The pagerank vector represents the equilibrium probability distribution - in other words, the probability of being on a particular page after starting on a random page then spending a long time randomly moving between pages according to the probabilities in G.

Now, if at a given time your probability of being on each page is given by some vector X, the probability of being on each page after one random move is the transition matrix multiplied by X.

The equilibrium probability vector thus has the property that it is unchanged by multiplication by the transition matrix - it is therefore an eigenvector of the transition matrix, with an eigenvalue of 1.
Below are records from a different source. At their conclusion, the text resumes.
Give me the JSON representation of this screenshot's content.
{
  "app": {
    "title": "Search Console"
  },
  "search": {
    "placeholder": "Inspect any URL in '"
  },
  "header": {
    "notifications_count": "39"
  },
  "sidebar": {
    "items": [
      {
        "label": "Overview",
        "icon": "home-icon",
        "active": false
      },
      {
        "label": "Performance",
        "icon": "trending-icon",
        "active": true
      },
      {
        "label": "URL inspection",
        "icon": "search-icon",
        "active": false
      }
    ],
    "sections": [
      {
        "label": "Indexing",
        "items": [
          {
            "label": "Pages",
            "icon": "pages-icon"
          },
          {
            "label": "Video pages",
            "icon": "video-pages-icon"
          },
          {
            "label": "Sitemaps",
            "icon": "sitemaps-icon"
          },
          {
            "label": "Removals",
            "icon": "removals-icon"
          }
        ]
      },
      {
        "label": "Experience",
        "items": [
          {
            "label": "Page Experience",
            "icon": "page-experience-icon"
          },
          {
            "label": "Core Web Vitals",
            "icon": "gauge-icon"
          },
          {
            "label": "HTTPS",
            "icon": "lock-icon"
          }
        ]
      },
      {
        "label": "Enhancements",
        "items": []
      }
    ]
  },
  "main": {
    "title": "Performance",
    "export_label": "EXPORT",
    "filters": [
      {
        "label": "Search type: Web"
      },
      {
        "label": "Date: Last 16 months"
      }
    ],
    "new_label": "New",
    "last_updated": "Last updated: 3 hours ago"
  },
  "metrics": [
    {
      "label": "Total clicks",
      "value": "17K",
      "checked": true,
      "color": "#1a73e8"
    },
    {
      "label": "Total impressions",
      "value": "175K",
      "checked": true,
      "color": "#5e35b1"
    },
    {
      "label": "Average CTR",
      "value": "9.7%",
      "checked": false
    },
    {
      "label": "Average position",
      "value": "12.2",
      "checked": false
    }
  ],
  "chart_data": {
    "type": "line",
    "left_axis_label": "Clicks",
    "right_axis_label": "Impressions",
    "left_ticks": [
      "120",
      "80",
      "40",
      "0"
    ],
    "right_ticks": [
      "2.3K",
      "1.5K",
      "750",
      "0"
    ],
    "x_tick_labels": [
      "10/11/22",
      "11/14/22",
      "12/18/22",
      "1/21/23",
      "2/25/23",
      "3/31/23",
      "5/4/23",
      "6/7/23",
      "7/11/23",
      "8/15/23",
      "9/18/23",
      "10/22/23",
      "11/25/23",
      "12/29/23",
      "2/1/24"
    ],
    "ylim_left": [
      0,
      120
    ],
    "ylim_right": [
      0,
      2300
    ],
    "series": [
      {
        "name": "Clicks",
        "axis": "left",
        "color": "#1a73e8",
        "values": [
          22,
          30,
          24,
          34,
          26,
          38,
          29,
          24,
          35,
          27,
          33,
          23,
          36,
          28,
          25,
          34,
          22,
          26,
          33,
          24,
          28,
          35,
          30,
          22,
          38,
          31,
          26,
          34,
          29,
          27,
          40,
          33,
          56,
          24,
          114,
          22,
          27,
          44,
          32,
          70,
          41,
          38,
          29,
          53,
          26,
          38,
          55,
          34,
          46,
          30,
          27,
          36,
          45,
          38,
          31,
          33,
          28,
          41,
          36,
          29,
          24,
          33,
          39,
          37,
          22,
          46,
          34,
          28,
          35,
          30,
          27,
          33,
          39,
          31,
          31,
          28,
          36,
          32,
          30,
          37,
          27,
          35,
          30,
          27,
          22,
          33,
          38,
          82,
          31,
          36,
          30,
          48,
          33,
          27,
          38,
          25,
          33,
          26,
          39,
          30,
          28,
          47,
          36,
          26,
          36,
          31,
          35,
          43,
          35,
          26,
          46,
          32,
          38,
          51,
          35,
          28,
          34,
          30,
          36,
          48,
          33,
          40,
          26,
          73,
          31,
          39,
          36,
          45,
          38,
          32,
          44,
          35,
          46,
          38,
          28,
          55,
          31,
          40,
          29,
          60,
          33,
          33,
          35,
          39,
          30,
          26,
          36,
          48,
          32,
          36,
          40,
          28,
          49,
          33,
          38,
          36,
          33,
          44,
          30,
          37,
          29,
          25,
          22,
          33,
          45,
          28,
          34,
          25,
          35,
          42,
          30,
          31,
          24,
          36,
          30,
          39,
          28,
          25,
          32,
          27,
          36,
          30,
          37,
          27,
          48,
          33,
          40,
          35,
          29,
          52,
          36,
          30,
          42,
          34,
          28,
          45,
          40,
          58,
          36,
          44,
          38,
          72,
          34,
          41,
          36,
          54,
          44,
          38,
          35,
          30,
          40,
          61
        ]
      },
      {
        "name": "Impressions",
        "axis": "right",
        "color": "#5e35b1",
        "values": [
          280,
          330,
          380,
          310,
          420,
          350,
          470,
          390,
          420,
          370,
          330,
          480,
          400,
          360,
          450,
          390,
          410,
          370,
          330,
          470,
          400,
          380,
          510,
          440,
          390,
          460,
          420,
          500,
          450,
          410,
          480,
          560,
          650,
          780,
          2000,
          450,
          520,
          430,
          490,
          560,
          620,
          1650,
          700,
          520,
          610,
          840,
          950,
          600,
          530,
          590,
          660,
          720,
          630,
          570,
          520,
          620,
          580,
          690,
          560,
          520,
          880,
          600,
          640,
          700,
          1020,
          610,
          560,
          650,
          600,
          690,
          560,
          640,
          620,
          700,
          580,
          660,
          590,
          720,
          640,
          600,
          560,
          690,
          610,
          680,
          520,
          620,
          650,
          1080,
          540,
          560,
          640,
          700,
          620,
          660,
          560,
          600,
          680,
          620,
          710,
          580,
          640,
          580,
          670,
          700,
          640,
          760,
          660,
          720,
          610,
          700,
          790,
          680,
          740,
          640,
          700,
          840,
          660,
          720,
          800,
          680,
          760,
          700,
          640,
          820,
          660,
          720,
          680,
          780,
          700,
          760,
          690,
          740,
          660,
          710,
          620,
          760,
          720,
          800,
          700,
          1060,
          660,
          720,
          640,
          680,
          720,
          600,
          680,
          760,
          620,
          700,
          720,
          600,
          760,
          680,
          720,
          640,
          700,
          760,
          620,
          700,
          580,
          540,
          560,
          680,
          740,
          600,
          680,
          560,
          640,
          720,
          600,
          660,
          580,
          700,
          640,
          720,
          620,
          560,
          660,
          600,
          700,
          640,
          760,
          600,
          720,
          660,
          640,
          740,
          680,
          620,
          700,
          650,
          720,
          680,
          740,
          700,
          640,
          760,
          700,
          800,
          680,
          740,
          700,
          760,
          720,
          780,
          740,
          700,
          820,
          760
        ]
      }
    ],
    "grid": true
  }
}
Edit: After typing this, I see that explanatory hypertext appears when you mouse over the blue words.

j2kun · on May 2, 2013

Interested in more of the mathematics behind the algorithm? I implement and prove things about it on my website: http://jeremykun.com/2011/06/18/googles-pagerank-a-first-att...

bflbfl · on May 13, 2013

For those who may come across this, I have added some extra stuff to let you watch how the power method converges (or doesn't converge) to the PageRank vector. Just click the "Explore Convergence" button over there where the PageRank vector is written out.

chriscoyfish · on May 2, 2013

As old as this algorithm may be, it's still relevant/useful in many practical applications. It's crazy to think that these small examples on here scale to gigantic data sets, especially as each PageRank gets updated.

mikescoffield · on May 2, 2013

This is pretty cool. I'm playing around w/ different backlink structures. It seems if you link back to a tier 1 link, it will boost your PR. Is this true in practice?

bflbfl · on May 3, 2013

Hey Mike - can you give me some details on the examples you're playing with? If I get around to it, I was going to see about including some canned examples to maybe show/disprove how things like that work (at least with this version particular of the algorithm). The inclusion of the dangling nodes matrix and that extra all-ones one can make it trickier to predict what will happen.

mikescoffield · on May 6, 2013

I built a basic pyramid and then tinkered w/ variations from that.

bflbfl · on May 7, 2013

Thanks Mike. I've been playing with small networks as well (partly to confirm things working correctly) - wrote up a few notes on one little one with slightly counter-intuitive behavior - http://www.nowherenearithaca.com/2013/05/google-pagerank-eva...

mikescoffield · on May 7, 2013

That's interesting!

Sadly, it does remind me of how much math/engineering I've forgotten since I graduated.

Are you still a student?

bflbfl · on May 10, 2013

Hi Mike

thanks for taking a look at that. Linear algebra/eigenvector/eigenvalue stuff is useful and usually fairly (re-)approachable.

I am a student of interesting things :)

ari_elle · on May 2, 2013

Try deleting all the Nodes with DEL

When deleting the last one it crashes (tested in FF and Chrome)

bflbfl · on May 7, 2013

thx - think I fixed that the other day.